SECURITIES AND EXCHANGE COMMISSION

Washington, D.C. 20549

 

FORM 8-K

 

CURRENT REPORT

Pursuant to Section 13 or 15(d) of the Securities Exchange Act of 1934

 

Date of Report (Date of earliest event reported): October 23, 2018 (October 19, 2018)

 

xG Technology, Inc.

(Exact name of registrant as specified in its charter)

 

Delaware 001-35988 20-585-6795
(State or other jurisdiction of
incorporation)
(Commission File Number) (IRS Employer Identification No.)

 

240 S. Pineapple Avenue, Suite 701, Sarasota, FL 34236
(Address of principal executive offices) (Zip Code)

 

Registrant's telephone number, including area code: (941) 953-9035

 

n/a

(Former name or former address, if changed since last report)

 

Check the appropriate box below if the Form 8-K filing is intended to simultaneously satisfy the filing obligation of the registrant under any of the following provisions (see General Instruction A.2. below):

 

  ¨ Written communications pursuant to Rule 425 under the Securities Act (17 CFR 230.425)

 

  ¨ Soliciting material pursuant to Rule 14a-12 under the Exchange Act (17 CFR 240.14a-12)

 

  ¨ Pre-commencement communications pursuant to Rule 14d-2(b) under the Exchange Act (17 CFR 240.14d-2(b))

 

  ¨ Pre-commencement communications pursuant to Rule 13e-4(c) under the Exchange Act (17 CFR 240.13e-4(c))

  

Indicate by check mark whether the registrant is an emerging growth company as defined in Rule 405 of the Securities Act of 1933 (§230.405 of this chapter) or Rule 12b-2 of the Securities Exchange Act of 1934 (§240.12b-2 of this chapter).

 

Emerging Growth Company x

 

If an emerging growth company, indicate by check mark if the registrant has elected not to use the extended transition period for complying with any new or revised financial accounting standards provided pursuant to Section 13(a) of the Exchange Act. ¨

 

 

 

 

 

 

  

Item 5.02 Departure of Directors or Certain Officers; Election of Directors; Appointment of Certain Officers; Compensatory Arrangements of Certain Officers

 

Resignation of Executive Chairman and Certain Directors

 

On October 19, 2018, xG Technology, Inc. (the “Company”) accepted Gary Cuccio’s resignation from his position as the Executive Chairman of the Company and as a member of the Company’s Board of Directors (the “Board”), each effective October 31, 2018. Mr.

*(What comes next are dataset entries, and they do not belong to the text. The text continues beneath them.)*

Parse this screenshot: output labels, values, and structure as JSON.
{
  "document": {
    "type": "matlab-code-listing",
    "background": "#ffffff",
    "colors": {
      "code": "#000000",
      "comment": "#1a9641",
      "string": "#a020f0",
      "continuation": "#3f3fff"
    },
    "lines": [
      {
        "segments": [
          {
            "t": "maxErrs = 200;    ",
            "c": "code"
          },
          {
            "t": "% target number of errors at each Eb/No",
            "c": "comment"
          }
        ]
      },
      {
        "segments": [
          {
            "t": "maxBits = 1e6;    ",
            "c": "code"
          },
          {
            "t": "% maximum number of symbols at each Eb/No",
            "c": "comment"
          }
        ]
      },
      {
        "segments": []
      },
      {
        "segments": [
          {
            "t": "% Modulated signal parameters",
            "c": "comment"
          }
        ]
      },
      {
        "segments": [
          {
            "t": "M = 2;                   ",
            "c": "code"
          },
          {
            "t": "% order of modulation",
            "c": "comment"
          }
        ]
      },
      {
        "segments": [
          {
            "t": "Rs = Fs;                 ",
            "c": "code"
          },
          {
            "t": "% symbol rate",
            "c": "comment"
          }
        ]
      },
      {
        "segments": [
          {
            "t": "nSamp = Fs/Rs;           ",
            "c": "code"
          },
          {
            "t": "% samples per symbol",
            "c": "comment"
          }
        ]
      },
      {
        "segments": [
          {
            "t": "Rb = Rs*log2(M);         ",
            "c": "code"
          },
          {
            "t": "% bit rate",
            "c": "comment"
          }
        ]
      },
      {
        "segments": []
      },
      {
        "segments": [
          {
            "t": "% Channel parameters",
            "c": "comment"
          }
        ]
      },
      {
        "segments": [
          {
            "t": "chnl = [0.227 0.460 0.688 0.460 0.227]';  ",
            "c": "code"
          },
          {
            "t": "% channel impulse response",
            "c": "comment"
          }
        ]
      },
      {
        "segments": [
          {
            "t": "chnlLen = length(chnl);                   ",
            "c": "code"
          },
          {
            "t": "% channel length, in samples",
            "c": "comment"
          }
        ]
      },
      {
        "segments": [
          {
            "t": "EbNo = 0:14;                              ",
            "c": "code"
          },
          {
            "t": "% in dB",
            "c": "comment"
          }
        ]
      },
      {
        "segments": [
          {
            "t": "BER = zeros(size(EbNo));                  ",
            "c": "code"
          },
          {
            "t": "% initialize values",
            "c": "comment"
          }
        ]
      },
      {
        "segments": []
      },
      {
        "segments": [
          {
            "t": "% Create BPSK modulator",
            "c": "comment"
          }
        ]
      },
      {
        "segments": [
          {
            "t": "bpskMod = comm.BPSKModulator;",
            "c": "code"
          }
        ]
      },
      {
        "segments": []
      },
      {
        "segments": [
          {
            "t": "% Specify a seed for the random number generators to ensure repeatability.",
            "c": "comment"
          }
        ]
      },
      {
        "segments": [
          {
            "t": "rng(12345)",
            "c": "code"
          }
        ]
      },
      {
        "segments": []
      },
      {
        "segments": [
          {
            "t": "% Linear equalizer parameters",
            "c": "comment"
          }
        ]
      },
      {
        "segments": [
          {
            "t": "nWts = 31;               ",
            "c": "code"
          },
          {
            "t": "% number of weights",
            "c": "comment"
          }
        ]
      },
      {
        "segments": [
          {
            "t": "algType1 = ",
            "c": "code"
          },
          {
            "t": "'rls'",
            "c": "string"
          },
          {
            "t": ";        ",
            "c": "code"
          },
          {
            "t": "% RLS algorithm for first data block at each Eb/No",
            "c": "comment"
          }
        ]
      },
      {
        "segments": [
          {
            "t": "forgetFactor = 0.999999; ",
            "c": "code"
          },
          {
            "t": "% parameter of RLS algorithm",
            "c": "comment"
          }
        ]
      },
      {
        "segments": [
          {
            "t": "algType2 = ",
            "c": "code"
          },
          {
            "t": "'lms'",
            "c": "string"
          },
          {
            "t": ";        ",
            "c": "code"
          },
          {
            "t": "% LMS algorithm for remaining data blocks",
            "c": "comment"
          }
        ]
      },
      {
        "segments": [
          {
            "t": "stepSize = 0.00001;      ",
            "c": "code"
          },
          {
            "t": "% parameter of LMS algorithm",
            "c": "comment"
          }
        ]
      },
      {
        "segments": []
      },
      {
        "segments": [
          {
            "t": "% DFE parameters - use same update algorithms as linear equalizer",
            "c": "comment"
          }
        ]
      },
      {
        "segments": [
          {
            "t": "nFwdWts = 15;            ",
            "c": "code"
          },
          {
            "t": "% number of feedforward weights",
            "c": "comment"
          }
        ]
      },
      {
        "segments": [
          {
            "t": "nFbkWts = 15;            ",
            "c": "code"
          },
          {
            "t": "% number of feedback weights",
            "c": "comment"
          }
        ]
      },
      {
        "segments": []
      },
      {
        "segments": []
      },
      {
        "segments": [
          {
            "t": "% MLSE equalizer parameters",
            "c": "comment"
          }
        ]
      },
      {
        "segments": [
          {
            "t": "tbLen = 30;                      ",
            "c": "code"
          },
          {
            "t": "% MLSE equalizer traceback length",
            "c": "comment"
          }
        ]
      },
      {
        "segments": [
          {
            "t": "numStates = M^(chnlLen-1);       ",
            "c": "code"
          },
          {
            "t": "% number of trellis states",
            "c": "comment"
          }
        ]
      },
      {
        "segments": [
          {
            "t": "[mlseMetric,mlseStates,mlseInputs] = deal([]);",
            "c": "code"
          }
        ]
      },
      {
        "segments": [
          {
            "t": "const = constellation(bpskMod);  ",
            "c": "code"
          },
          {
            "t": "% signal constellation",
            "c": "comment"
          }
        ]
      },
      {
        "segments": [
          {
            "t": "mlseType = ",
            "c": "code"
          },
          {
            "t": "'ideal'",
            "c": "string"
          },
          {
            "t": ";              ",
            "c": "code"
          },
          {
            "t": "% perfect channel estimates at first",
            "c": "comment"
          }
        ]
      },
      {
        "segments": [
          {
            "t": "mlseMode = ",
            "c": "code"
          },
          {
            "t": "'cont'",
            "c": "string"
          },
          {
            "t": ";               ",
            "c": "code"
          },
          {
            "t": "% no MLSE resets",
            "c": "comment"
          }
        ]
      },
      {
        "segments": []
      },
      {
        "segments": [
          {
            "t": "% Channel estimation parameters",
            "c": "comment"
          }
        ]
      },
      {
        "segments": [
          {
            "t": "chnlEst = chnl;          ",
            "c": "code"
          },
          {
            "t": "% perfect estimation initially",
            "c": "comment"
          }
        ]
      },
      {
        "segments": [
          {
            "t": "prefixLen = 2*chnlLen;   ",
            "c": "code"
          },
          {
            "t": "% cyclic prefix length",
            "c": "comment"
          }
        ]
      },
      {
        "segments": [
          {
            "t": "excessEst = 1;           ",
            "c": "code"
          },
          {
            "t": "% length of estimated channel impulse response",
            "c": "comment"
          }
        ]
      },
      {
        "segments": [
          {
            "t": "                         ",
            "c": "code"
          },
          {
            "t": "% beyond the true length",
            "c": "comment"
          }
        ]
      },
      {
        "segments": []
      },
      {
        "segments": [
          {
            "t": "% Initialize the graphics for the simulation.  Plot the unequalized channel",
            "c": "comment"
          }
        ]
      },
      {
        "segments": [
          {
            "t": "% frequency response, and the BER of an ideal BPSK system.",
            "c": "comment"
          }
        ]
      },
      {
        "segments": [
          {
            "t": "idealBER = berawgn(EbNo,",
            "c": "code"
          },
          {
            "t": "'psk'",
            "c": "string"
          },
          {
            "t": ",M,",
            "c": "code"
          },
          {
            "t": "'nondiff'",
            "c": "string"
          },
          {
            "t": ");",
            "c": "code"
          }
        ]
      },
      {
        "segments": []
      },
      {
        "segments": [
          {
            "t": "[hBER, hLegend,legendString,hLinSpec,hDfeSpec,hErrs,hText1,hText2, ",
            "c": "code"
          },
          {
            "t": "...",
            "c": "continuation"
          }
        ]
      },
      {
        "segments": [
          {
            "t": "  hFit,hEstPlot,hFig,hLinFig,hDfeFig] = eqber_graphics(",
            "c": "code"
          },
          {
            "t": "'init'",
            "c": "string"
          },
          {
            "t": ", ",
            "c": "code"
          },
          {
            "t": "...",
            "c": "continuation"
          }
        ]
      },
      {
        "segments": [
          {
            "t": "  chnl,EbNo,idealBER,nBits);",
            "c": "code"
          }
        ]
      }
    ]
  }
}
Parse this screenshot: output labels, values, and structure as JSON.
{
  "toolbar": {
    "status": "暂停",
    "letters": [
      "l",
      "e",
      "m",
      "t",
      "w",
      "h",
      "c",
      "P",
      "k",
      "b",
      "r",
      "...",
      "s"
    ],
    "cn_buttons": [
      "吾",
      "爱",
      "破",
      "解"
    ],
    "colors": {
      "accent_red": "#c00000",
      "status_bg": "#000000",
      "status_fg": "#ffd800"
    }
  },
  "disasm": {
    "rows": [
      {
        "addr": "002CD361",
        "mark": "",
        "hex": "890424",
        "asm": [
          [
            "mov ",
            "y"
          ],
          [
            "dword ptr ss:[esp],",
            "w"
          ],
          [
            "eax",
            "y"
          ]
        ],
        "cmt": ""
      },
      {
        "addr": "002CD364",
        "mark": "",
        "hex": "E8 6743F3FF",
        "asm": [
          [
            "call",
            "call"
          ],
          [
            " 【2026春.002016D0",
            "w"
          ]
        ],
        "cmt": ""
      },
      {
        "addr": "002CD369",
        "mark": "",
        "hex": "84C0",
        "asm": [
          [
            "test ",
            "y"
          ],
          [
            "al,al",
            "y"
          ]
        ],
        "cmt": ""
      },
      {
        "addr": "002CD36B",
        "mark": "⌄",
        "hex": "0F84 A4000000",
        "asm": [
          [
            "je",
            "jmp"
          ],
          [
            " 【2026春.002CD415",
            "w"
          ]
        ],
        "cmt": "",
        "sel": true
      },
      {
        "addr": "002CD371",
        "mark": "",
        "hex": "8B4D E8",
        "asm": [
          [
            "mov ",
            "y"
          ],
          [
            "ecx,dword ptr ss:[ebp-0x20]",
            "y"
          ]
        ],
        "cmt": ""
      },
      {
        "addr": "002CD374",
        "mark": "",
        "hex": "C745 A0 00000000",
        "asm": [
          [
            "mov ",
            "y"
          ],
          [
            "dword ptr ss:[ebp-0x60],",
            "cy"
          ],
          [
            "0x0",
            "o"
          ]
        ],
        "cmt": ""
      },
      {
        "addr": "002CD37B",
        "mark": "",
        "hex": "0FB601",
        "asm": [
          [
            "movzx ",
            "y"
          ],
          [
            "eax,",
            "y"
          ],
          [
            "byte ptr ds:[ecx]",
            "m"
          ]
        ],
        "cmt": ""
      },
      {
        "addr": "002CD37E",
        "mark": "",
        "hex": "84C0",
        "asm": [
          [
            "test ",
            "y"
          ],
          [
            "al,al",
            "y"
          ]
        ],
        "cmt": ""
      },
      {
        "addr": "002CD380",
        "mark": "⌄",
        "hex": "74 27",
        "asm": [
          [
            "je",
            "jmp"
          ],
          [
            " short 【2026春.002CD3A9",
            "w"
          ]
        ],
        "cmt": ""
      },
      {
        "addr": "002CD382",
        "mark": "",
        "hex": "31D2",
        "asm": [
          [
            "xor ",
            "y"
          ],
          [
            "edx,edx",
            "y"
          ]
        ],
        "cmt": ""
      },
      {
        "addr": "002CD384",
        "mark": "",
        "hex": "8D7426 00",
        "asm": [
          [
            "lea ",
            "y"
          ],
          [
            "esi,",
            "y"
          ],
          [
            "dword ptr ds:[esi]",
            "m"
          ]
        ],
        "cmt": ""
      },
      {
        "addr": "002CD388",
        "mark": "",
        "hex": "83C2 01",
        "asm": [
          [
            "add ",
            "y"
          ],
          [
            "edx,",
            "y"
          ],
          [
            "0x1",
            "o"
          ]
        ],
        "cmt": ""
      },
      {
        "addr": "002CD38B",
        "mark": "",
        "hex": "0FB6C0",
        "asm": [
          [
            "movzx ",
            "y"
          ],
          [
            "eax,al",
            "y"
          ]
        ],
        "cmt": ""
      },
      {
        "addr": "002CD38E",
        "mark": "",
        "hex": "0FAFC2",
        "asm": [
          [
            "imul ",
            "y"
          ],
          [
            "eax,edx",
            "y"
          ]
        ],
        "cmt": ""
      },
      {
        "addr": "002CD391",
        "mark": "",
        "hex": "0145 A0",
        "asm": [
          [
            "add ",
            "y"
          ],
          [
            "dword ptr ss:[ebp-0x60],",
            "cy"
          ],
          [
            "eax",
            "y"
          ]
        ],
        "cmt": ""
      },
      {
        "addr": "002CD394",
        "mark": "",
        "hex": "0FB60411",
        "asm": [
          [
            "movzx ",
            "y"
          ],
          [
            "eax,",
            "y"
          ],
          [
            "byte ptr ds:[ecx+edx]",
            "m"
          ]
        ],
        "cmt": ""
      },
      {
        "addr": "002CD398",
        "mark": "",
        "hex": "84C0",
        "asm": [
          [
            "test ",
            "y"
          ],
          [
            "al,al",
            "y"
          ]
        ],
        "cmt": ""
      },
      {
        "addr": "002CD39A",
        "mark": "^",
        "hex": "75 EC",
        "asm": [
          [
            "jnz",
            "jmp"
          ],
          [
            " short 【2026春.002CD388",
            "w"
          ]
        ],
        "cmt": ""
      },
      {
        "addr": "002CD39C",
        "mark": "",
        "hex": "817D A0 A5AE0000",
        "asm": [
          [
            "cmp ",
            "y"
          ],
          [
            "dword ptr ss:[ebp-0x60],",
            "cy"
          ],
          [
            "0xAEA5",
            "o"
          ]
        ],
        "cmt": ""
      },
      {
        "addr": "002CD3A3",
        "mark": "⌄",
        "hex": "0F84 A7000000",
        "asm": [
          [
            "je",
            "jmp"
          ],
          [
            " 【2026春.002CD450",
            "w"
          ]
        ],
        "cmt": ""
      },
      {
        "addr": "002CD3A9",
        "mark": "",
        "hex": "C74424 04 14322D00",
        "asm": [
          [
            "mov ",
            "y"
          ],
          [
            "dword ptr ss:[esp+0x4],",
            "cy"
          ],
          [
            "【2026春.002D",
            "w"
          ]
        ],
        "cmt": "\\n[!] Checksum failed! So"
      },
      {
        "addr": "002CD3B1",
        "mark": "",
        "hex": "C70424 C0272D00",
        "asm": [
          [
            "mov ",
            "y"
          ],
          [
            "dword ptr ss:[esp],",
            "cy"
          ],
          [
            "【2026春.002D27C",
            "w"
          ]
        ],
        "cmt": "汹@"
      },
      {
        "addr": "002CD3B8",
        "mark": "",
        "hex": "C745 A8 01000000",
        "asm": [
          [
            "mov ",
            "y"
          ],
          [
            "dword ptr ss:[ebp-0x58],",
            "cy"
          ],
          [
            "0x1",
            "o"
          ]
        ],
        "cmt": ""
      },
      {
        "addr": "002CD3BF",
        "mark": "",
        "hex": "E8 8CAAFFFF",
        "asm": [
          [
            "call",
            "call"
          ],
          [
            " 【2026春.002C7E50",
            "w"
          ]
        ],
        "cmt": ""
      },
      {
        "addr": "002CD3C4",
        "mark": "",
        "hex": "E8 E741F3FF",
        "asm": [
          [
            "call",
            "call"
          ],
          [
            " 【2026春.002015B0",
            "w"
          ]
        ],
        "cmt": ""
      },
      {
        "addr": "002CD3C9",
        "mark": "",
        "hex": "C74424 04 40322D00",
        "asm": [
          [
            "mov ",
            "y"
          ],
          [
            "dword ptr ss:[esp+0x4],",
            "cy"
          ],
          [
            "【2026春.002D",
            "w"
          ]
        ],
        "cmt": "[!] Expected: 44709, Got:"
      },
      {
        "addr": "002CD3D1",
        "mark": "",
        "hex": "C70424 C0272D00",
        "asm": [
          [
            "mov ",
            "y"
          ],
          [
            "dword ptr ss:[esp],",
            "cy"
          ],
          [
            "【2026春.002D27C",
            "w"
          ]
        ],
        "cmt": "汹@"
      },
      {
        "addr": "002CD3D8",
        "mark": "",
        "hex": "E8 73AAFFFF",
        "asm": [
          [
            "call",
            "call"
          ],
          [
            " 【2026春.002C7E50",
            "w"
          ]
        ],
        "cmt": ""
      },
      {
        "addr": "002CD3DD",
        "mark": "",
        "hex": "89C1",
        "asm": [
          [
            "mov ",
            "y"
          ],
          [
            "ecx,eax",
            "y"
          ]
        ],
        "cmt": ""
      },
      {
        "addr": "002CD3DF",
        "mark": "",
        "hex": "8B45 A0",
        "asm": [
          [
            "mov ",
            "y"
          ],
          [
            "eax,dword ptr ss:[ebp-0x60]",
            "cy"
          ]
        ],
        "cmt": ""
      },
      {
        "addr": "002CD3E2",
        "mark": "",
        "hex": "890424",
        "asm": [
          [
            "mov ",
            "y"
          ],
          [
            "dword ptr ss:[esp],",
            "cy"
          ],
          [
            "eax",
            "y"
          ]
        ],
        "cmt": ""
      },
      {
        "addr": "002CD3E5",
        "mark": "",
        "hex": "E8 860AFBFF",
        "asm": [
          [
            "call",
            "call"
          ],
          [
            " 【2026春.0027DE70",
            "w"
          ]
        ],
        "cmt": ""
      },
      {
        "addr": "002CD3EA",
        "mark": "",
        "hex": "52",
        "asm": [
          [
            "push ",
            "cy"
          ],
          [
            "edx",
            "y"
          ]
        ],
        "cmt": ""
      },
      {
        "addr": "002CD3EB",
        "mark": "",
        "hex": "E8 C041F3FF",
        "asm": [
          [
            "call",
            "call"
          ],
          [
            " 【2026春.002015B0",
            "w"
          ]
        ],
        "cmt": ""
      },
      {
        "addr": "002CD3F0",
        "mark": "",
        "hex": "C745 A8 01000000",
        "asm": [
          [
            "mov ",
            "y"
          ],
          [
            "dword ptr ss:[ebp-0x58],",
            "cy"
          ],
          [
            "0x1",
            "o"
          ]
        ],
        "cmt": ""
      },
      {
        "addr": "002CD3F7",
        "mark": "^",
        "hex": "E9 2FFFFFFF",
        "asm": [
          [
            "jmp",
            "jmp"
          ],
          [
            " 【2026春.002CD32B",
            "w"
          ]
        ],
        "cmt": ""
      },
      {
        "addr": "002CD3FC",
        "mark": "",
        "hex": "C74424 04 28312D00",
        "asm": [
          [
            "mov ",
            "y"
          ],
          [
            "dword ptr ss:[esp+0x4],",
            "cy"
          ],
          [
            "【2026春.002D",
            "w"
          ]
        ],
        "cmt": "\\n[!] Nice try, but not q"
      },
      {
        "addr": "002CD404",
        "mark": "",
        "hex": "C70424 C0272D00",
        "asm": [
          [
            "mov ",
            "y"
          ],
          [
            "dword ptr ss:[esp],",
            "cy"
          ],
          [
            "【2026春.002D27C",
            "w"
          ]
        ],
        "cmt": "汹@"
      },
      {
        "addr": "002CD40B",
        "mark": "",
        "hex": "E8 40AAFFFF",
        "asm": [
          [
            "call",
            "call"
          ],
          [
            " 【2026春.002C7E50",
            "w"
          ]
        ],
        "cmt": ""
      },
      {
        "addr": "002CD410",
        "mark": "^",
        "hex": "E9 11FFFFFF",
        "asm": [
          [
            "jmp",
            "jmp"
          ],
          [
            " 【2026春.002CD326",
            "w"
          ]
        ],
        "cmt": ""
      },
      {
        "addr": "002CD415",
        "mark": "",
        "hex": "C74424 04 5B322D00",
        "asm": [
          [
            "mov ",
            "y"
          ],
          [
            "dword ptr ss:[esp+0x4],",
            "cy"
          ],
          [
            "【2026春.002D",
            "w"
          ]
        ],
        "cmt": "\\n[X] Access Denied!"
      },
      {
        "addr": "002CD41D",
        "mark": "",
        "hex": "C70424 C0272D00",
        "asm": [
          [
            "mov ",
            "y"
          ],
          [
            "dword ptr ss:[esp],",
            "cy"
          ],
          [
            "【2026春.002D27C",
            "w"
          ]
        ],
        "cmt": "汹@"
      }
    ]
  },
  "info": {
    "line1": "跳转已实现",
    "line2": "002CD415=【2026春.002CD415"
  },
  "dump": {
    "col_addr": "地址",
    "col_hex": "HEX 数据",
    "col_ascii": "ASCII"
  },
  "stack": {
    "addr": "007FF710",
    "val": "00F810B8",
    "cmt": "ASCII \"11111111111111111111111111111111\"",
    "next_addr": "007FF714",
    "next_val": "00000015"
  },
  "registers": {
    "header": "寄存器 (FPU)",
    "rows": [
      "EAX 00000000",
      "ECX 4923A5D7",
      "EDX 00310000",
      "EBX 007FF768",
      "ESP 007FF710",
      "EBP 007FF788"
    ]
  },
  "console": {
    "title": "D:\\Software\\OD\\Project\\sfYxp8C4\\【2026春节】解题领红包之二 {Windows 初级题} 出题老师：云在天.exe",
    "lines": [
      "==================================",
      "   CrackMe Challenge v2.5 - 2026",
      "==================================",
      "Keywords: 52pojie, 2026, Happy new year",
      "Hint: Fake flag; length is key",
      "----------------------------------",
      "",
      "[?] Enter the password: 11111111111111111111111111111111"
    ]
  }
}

Cuccio’s resignation was not as a result of any disagreements with the Company.

 

Also on October 19, 2018, the Company accepted the resignation of Kenneth Hoffman from his position as a member of the Board, effective October 31, 2018. Mr. Hoffman’s resignation was not as a result of any disagreements with the Company.

 

Biographical information for Mr. Cuccio and Mr. Hoffman has previously been disclosed on the Company’s Definitive Proxy Statement on Schedule 14A, filed with the Securities and Exchange Commission on April 30, 2018.

   

Appointment of Chairman and Director

 

In connection with the foregoing, on October 19, 2018, the Board appointed Susan Swenson as a member of the Board and to the role of Chairman, each effective October 31, 2018. Ms. Swenson will perform the services and duties that are normally and customarily associated with the Chairman, as well as other duties as the Board reasonably determines.

 

Ms. Swenson brings extensive experience as a telecommunications and technology executive to the FirstNet Board. She has served as Chief Executive Officer and Chair of the Board of Inseego Corp., a leading global provider of SaaS telematics solutions from 2015-2017 and President and Chief Executive Officer of business software provider Sage North America from 2008-2011. Ms. Swenson also served as Chief Operating Officer of T-Mobile USA, President and COO of Leap Wireless, International (Cricket Communications) from 1999-2004 and President and Chief Executive Officer of Cellular One from 1994-1999. She started her telecommunications career at Pacific Telesis holding various management roles including President & Chief Executive Officer of Pac Tel Cellular from 1990-1994. Ms. Swenson serves on the Board of Directors of Wells Fargo and Harmonic Inc.

 

Family Relationships

 

There are no family relationships between any of the Company’s directors or officers and Mr. Cuccio, Mr. Hoffman, or Ms. Swenson.

 

Related Party Transactions

 

There are no related party transactions reportable under Item 404(a) of Regulation S-K.

 

Item 8.01 Other Events

  

On October 23, 2018, the Company issued a press release (the “Press Release”) announcing the resignation of Mr. Cuccio as the Executive Chairman and as a member of the Board, (ii) the resignation of Mr. Hoffman as a member of the Board, (iii) and the appointment of Ms. Swenson as a member of the Board and as the new Chairman. A copy of the Press Release is attached hereto as exhibit 99.1 to this Current Report on Form 8-K and is incorporated herein by reference.

 

Item 9.01. Financial Statements and Exhibits.

 

  (d) Exhibits:

 

  99.1 Press Release of xG Technology, Inc., dated October 23, 2018.

 

 

 

 

 

SIGNATURES

 

Pursuant to the requirements of the Securities Exchange Act of 1934, the registrant has duly caused this report to be signed on its behalf by the undersigned hereunto duly authorized.

 

Date: October 23, 2018   xG TECHNOLOGY, INC.